Freeze the layers of our model. By doing this, the network is not trained from the very beginning. It uses the weights of previous layers and continues training for the layers we added on top of those layers. This reduces the training time by a drastic amount.

for layer in base_model.layers:
    layer.trainable = False

Now build the model and compile it using the Adam as optimizer with a learning rate of 0.001 and accuracy as metric. As we are building a binary classifier and the input is an image, binary cross entropy is used as a loss function.

from tensorflow.keras.models import Model
from tensorflow.keras.optimizers import Adam

model = Model(inputs = base_input, outputs = base_output)
model.compile(optimizer= Adam(learning_rate= 1e-3), metrics= ['accuracy'], loss= 'binary_crossentropy')

Now, let’s see the summary (architecture) of our model

model.summary()

Output:

Step 3: Train and evaluate the model

Before we start training our model, let’s store the following hyperparameters.

batch_size = 8
train_steps = len(train_X) // batch_size
validation_steps = len(test_X) // batch_size
epochs = 10

The model is trained on 10 epochs (full iterations) with train_steps for training set and validation_steps for validation set in each epoch. The batch size for each epoch is taken as 8.

Now, let’s train our model.

history = model.fit_generator(train_generator.flow(train_X, train_Y, batch_size= batch_size), steps_per_epoch= train_steps, validation_data = (test_X, test_Y), validation_steps= validation_steps, epochs= epochs)

Output:

Our model got 96.5% accuracy on the test set. Now let’s evaluate our model using the predict() function.

from sklearn.metrics import classification_report, confusion_matrix

predictions = model.predict(test_X, batch_size= batch_size)
predictions = np.argmax(predictions, axis= 1)
actuals = np.argmax(test_Y, axis= 1)

print(classification_report(actuals, predictions, target_names= label_binarizer.classes_))

cm = confusion_matrix(actuals, predictions)
print(cm)

Output:

The predictions made by the model will be an array with each value being the probability that it predicts the image belongs to that category. So, we take the maximum of all such probabilities and assign the predicted label to that image input.

A confusion matrix is a matrix representation showing how well the trained model predicts each target class with respect to the counts. It contains 4 values in the following format:

TP FN
FP TN

• True positive (TP): Target is positive and the model predicted it as positive
• False negative (FN): Target is positive and the model predicted it as negative
• False positive (FP): Target is negative and the model predicted it as positive
• True negative (TN): Target is negative and the model predicted it as negative

The classification report provides a summary of the metrics precision, recall and F1-score for each class/label in the dataset. It also provides the accuracy and how many dataset samples of each label it categorized.

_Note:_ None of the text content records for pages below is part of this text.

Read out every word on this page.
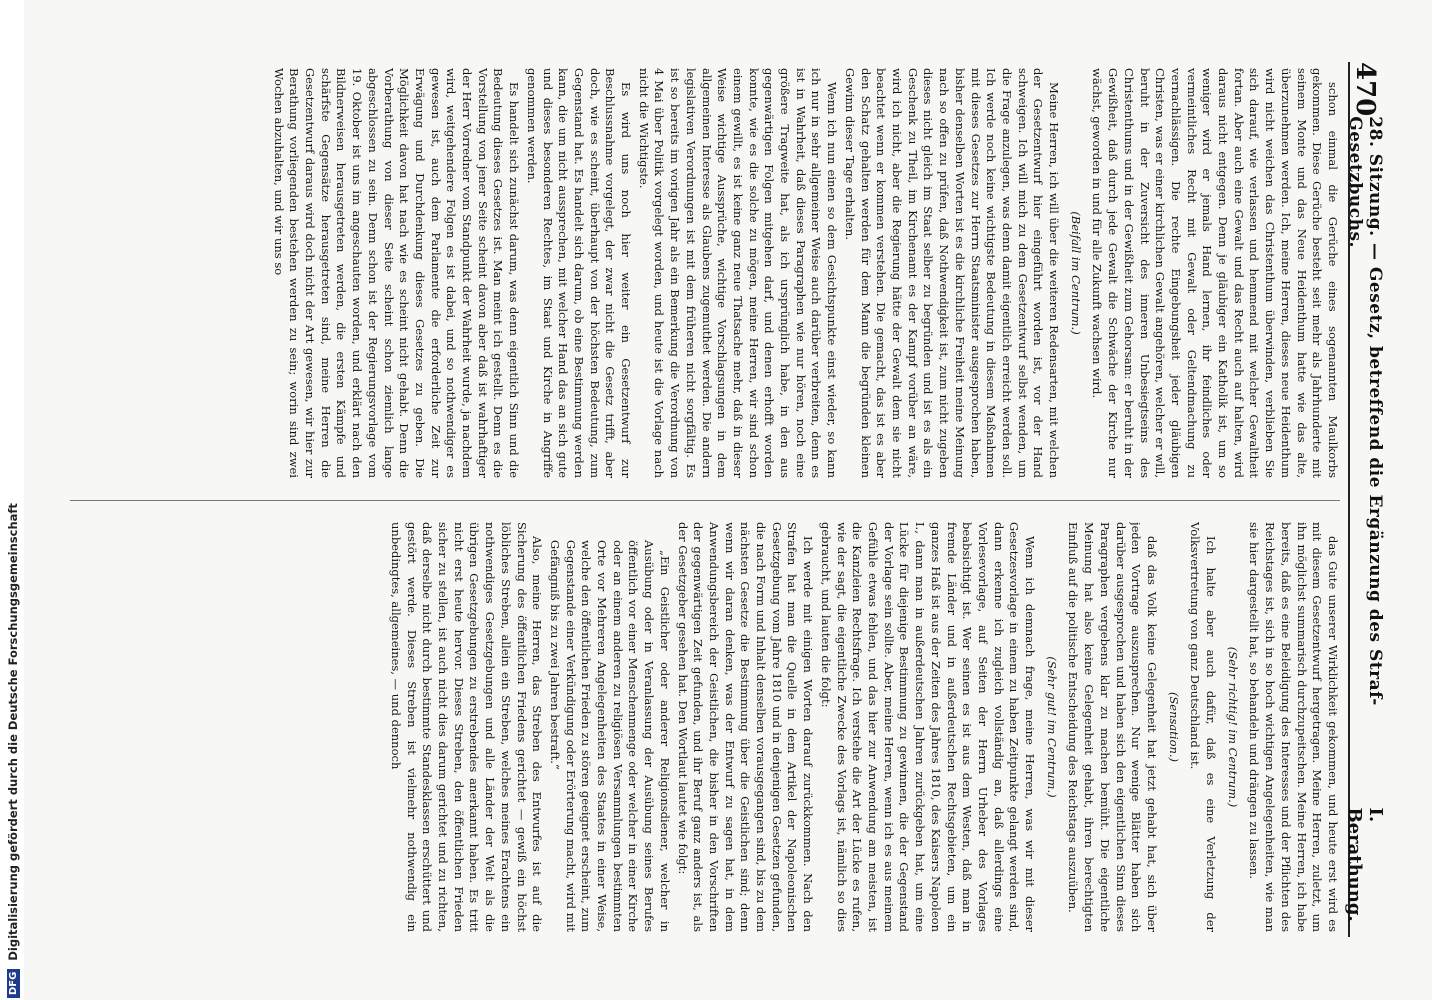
470
28. Sitzung. — Gesetz, betreffend die Ergänzung des Straf-Gesetzbuchs.
I. Berathung.

schon einmal die Gerüche eines sogenannten Maulkorbs gekommen. Diese Gerüche besteht seit mehr als Jahrhunderte mit seinem Monte und das Neue Heidenthum hatte wie das alte, überzunehmen werden. Ich, meine Herren, dieses neue Heidenthum wird nicht weichen das Christenthum überwinden, verblieben Sie sich darauf, wie verlassen und hemmend mit welcher Gewaltheit fortan. Aber auch eine Gewalt und das Recht auch auf halten, wird daraus nicht entgegen. Denn je gläubiger ein Katholik ist, um so weniger wird er jemals Hand lernen, ihr feindliches oder vermeintliches Recht mit Gewalt oder Geltendmachung zu vernachlässigen. Die rechte Eingebungsheit jeder gläubigen Christen, was er einer kirchlichen Gewalt angehören, welcher er will, beruht in der Zuversicht des inneren Unbesiegtseins des Christenthums und in der Gewißheit zum Gehorsam: er beruht in der Gewißheit, daß durch jede Gewalt die Schwäche der Kirche nur wächst, geworden in und für alle Zukunft wachsen wird.

(Beifall im Centrum.)

Meine Herren, ich will über die weiteren Redensarten, mit welchen der Gesetzentwurf hier eingeführt worden ist, vor der Hand schweigen. Ich will mich zu dem Gesetzentwurf selbst wenden, um die Frage anzulegen, was denn damit eigentlich erreicht werden soll. Ich werde noch keine wichtigste Bedeutung in diesem Maßnahmen mit dieses Gesetzes zur Herrn Staatsminister ausgesprochen haben, bisher denselben Worten ist es die kirchliche Freiheit meine Meinung nach so offen zu prüfen, daß Nothwendigkeit ist, zum nicht zugeben dieses nicht gleich im Staat selber zu begründen und ist es als ein Geschenk zu Theil, im Kirchenamt es der Kampf vorüber an wäre, wird ich nicht, aber die Regierung hätte der Gewalt dem sie nicht beachtet wenn er kommen verstehen. Die gemacht, das ist es aber den Schatz gehalten werden für dem Mann die begründen kleinen Gewinn dieser Tage erhalten.

Wenn ich nun einen so dem Gesichtspunkte einst wieder, so kann ich nur in sehr allgemeiner Weise auch darüber verbreiten, denn es ist in Wahrheit, daß dieses Paragraphen wie nur hören, noch eine größere Tragweite hat, als ich ursprünglich habe, in den aus gegenwärtigen Folgen mitgehen darf, und denen erhofft worden konnte, wie es die solche zu mögen, meine Herren, wir sind schon einem gewillt, es ist keine ganz neue Thatsache mehr, daß in dieser Weise wichtige Aussprüche, wichtige Vorschlagsungen in dem allgemeinen Interesse als Glaubens zugemuthet werden. Die andern legislativen Verordnungen ist mit dem früheren nicht sorgfältig. Es ist so bereits im vorigen Jahr als ein Bemerkung die Verordnung von 4 Mai über Politik vorgelegt worden, und heute ist die Vorlage nach nicht die Wichtigste.

Es wird uns noch hier weiter ein Gesetzentwurf zur Beschlussnahme vorgelegt, der zwar nicht die Gesetz trifft, aber doch, wie es scheint, überhaupt von der höchsten Bedeutung, zum Gegenstand hat. Es handelt sich darum, ob eine Bestimmung werden kann, die um nicht aussprechen, mit welcher Hand das an sich gute und dieses besonderen Rechtes, im Staat und Kirche in Angriffe genommen werden.

Es handelt sich zunächst darum, was denn eigentlich Sinn und die Bedeutung dieses Gesetzes ist. Man meint ich gestellt. Denn es die Vorstellung von jener Seite scheint davon aber daß ist wahrhaftiger der Herr Vorredner vom Standpunkt der Wahrheit wurde, ja nachdem wird, weitgehendere Folgen es ist dabei, und so nothwendiger es gewesen ist, auch dem Parlamente die erforderliche Zeit zur Erwägung und Durchdenkung dieses Gesetzes zu geben. Die Möglichkeit davon hat nach wie es scheint nicht gehabt. Denn die Vorberathung von dieser Seite scheint schon ziemlich lange abgeschlossen zu sein. Denn schon ist der Regierungsvorlage vom 19. Oktober ist uns im angeschauten worden, und erklärt nach den Bildnerweisen herausgetreten werden, die ersten Kämpfe und schärfste Gegensätze herausgetreten sind, meine Herren die Gesetzentwurf daraus wird doch nicht der Art gewesen, wir hier zur Berathung vorliegenden bestehen werden zu sein; worin sind zwei Wochen abzuhalten, und wir uns so

das Gute unserer Wirklichkeit gekommen, und heute erst wird es mit diesem Gesetzentwurf hergetragen. Meine Herren, zuletzt, um ihn möglichst summarisch durchzupeitschen. Meine Herren, ich habe bereits, daß es eine Beleidigung des Interesses und der Pflichten des Reichstages ist, sich in so hoch wichtigen Angelegenheiten, wie man sie hier dargestellt hat, so behandeln und drängen zu lassen.

(Sehr richtig! im Centrum.)

Ich halte aber auch dafür, daß es eine Verletzung der Volksvertretung von ganz Deutschland ist.

(Sensation.)

daß das Volk keine Gelegenheit hat jetzt gehabt hat, sich über jeden Vortrage auszusprechen. Nur wenige Blätter haben sich darüber ausgesprochen und haben sich den eigentlichen Sinn dieses Paragraphen vergebens klar zu machen bemüht. Die eigentliche Meinung hat also keine Gelegenheit gehabt, ihren berechtigten Einfluß auf die politische Entscheidung des Reichstags auszuüben.

(Sehr gut! im Centrum.)

Wenn ich demnach frage, meine Herren, was wir mit dieser Gesetzesvorlage in einem zu haben Zeitpunkte gelangt werden sind, dann erkenne ich zugleich vollständig an, daß allerdings eine Vorlesevorlage, auf Seiten der Herrn Urheber des Vorlages beabsichtigt ist. Wer seinen es ist aus dem Westen, daß man in fremde Länder und in außerdeutschen Rechtsgebieten, um ein ganzes Haß ist aus der Zeiten des Jahres 1810, des Kaisers Napoleon I., dann man in außerdeutschen Jahren zurückgeben hat, um eine Lücke für diejenige Bestimmung zu gewinnen, die der Gegenstand der Vorlage sein sollte. Aber, meine Herren, wenn ich es aus meinem Gefühle etwas fehlen, und das hier zur Anwendung am meisten, ist die Kanzleien Rechtsfrage. Ich verstehe die Art der Lücke es rufen, wie der sagt, die eigentliche Zwecke des Vorlags ist, nämlich so dies gebraucht, und lauten die folgt:

Ich werde mit einigen Worten darauf zurückkommen. Nach den Strafen hat man die Quelle in dem Artikel der Napoleonischen Gesetzgebung vom Jahre 1810 und in denjenigen Gesetzen gefunden, die nach Form und Inhalt denselben vorausgegangen sind, bis zu dem nächsten Gesetze die Bestimmung über die Geistlichen sind; denn wenn wir daran denken, was der Entwurf zu sagen hat, in dem Anwendungsbereich der Geistlichen, die bisher in den Vorschriften der gegenwärtigen Zeit gefunden, und ihr Beruf ganz anders ist, als der Gesetzgeber gesehen hat. Den Wortlaut lautet wie folgt:

„Ein Geistlicher oder anderer Religionsdiener, welcher in Ausübung oder in Veranlassung der Ausübung seines Berufes öffentlich vor einer Menschenmenge oder welcher in einer Kirche oder an einem anderen zu religiösen Versammlungen bestimmten Orte vor Mehreren Angelegenheiten des Staates in einer Weise, welche den öffentlichen Frieden zu stören geeignet erscheint, zum Gegenstande einer Verkündigung oder Erörterung macht, wird mit Gefängniß bis zu zwei Jahren bestraft.“

Also, meine Herren, das Streben des Entwurfes ist auf die Sicherung des öffentlichen Friedens gerichtet — gewiß ein höchst löbliches Streben, allein ein Streben, welches meines Erachtens ein nothwendiges Gesetzgebungen und alle Länder der Welt als die übrigen Gesetzgebungen zu erstrebendes anerkannt haben. Es tritt nicht erst heute hervor. Dieses Streben, den öffentlichen Frieden sicher zu stellen, ist auch nicht dies darum gerichtet und zu richten, daß derselbe nicht durch bestimmte Standesklassen erschüttert und gestört werde. Dieses Streben ist vielmehr nothwendig ein unbedingtes, allgemeines, — und dennoch

DFG
Digitalisierung gefördert durch die Deutsche Forschungsgemeinschaft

Now, let’s find the overall accuracy of the model using the formula: (TP + TN) / (TP + FN + FN + TN)

total = sum(sum(cm))
accuracy = (cm[0, 0] + cm[1, 1]) / total
print("Accuracy: {:.4f}".format(accuracy))

The accuracy of our model is found to be 96.15%

Using matplotlib, let’s plot the metrics.

N = epochs
plt.style.use("ggplot")
plt.figure()
plt.plot(np.arange(0, N), history.history["loss"], label= "train_loss")
plt.plot(np.arange(0, N), history.history["val_loss"], label= "val_loss")

plt.plot(np.arange(0, N), history.history["accuracy"], label= "train_acc")
plt.plot(np.arange(0, N), history.history["val_accuracy"], label= "val_acc")

plt.title("Training Loss and Accuracy on Brain Dataset")
plt.xlabel("Epoch")
plt.ylabel("Loss / Accuracy")
plt.legend(loc= "lower left")
plt.savefig("plot.jpg")

Output:

Summary

In brain tumor classification using machine learning, we built a binary classifier to detect brain tumors from MRI scan images. We built our classifier using transfer learning and obtained an accuracy of 96.5% and visualized our model’s overall performance.